Dans le domaine de l’oncologie, les participants de l’APP diffèrent d’un payeur et d’une organisation à l’autre au Canada (régimes d’assurance médicaments du ministère de la Santé, organismes de lutte contre le cancer, autorités sanitaires) et il y a un chevauchement important entre le groupe consultatif provincial (GCP) et les participants aux négociations de l’APP, ce qui donne un niveau de familiarité clinique supérieur avec les nouvelles présentations de médicaments avant les négociations de l’APP.
Voici des conseils donnés aux fabricants : 1) obtenir à l’interne l’acceptation des recommandations et des critères cliniques de l’ETS, 2) être prêt à négocier lorsqu’une lettre d’engagement est reçue, 3) se préparer à proposer des prix rentables/économiques, et 4) être attentif aux propositions comportant une surveillance des patients.
Payeurs privés : Estimer la valeur des médicaments anticancéreux
Daria O’Reilly, économiste principale en santé, experte-conseil en pharmacie, Solutions d’assurance santé et de paiements, Telus SantéLes payeurs privés envisagent d’améliorer leur évaluation des budgets, des populations, des coûts, des valeurs et des croyances philosophiques. Chez TELUS Santé, les traitements anticancéreux figurent parmi les 10 premières classes de médicaments (7e rang) sur le plan des montants admissibles, 4,2 % des coûts admissibles correspondant à seulement 1,6 % des demandeurs.
Étant donné que nombre de sous-types de cancer sont définis comme des maladies rares et que plus du tiers des médicaments destinés au traitement des maladies rares sert à traiter le cancer, il manque de données probantes sur les essais cliniques, la productivité et l’invalidité, et il est difficile d’en déterminer le rapport coût-efficacité. Or, compte tenu du manque de données probantes disponibles, il est impératif de réduire l’incertitude et d’atténuer les risques.

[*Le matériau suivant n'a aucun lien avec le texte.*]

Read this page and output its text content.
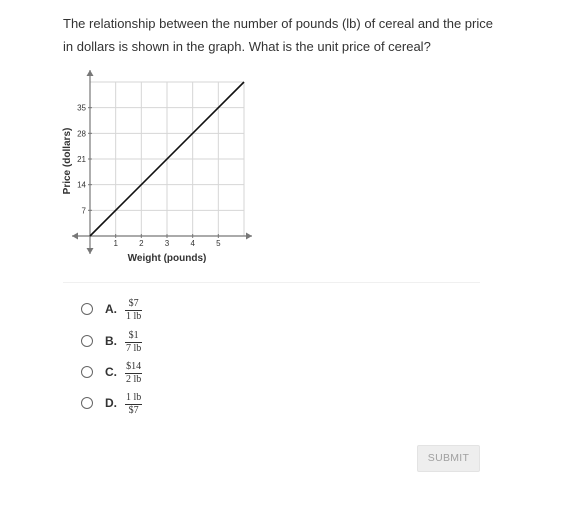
The relationship between the number of pounds (lb) of cereal and the price in dollars is shown in the graph. What is the unit price of cereal?

1	2	3	4	5
7
14
21
28
35
Weight (pounds)
Price (dollars)
A. $\frac{\$7}{1 lb}$
B. $\frac{\$1}{7 lb}$
C. $\frac{\$14}{2 lb}$
D. $\frac{1 lb}{\$7}$
SUBMIT
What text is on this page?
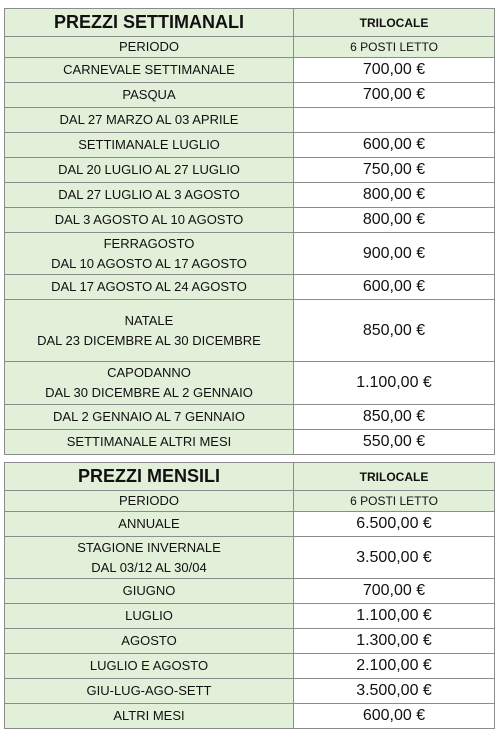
PREZZI SETTIMANALI	TRILOCALE
PERIODO	6 POSTI LETTO
CARNEVALE SETTIMANALE	700,00 €
PASQUA	700,00 €
DAL 27 MARZO AL 03 APRILE	
SETTIMANALE LUGLIO	600,00 €
DAL 20 LUGLIO AL 27 LUGLIO	750,00 €
DAL 27 LUGLIO AL 3 AGOSTO	800,00 €
DAL 3 AGOSTO AL 10 AGOSTO	800,00 €

FERRAGOSTO
DAL 10 AGOSTO AL 17 AGOSTO	900,00 €
DAL 17 AGOSTO AL 24 AGOSTO	600,00 €

NATALE
DAL 23 DICEMBRE AL 30 DICEMBRE	850,00 €

CAPODANNO
DAL 30 DICEMBRE AL 2 GENNAIO	1.100,00 €
DAL 2 GENNAIO AL 7 GENNAIO	850,00 €
SETTIMANALE ALTRI MESI	550,00 €
PREZZI MENSILI	TRILOCALE
PERIODO	6 POSTI LETTO
ANNUALE	6.500,00 €

STAGIONE INVERNALE
DAL 03/12 AL 30/04	3.500,00 €
GIUGNO	700,00 €
LUGLIO	1.100,00 €
AGOSTO	1.300,00 €
LUGLIO E AGOSTO	2.100,00 €
GIU-LUG-AGO-SETT	3.500,00 €
ALTRI MESI	600,00 €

Les payeurs et les organismes d’ETS doivent trouver des moyens de faire évoluer leurs processus décisionnels. Une approche consiste à envisager de produire des données probantes à partir des DPMR. Voici les sources de DPMR possibles : dossiers médicaux électroniques (DME), registres, bases de données des assureurs, PSP, réseau de pharmacies privilégiées et technologies, tels les appareils mobiles et les dispositifs portables.
Les DPMR pourraient servir à effectuer l’examen initial des médicaments et l’évaluation de ceux-ci après leur inscription à une liste de médicaments, à gérer cette dernière sur une base continue, à favoriser l’observance thérapeutique, à établir les parts de marché (aux fins d’évaluer le risque financier) et à conclure des ententes basées sur les résultats (EBR).
En somme, dans un contexte de grande incertitude, il a été difficile de trouver un équilibre entre l’innovation et la hausse des prix. L’évaluation des technologies de la santé par les assureurs est de plus en plus raffinée et, bien que les payeurs publics et privés desservent des populations différentes, une collaboration entre eux serait nécessaire pour trouver des données concrètes et produire des DPMR en vue de la prise de décision en matière d’inscription des médicaments aux listes de médicaments et la conclusion d’EBR.
Tenir la promesse du Canada d’offrir un accès aux médicaments pour traiter les maladies rares fondé sur la valeur
Mme Durhane a présenté les travaux menés par la Canadian Organization for Rare Disorders (CORD) au cours des trois dernières années, période durant laquelle l’organisation a fait appel à des intervenants clés, dont Santé Canada. La CORD présentera ses activités de manière plus complète sous forme d’ateliers à l’occasion de sa conférence, qui se tiendra le 28 et le 29 mars 2023 à Ottawa.
Les délais actuels entre la réception de l’avis de conformité (AC) et l’inscription aux listes de médicaments sont trop longs. En moyenne, il faut compter 18,9 mois entre la réception de l’AC et la signature de l’entente avec l’APP (dans le meilleur des cas). Seuls trois des cinq médicaments destinés au traitement des maladies approuvés par la FDA (Federal Drug Administration)/European Medicines Agency (EMA) font l’objet d’une demande au Canada.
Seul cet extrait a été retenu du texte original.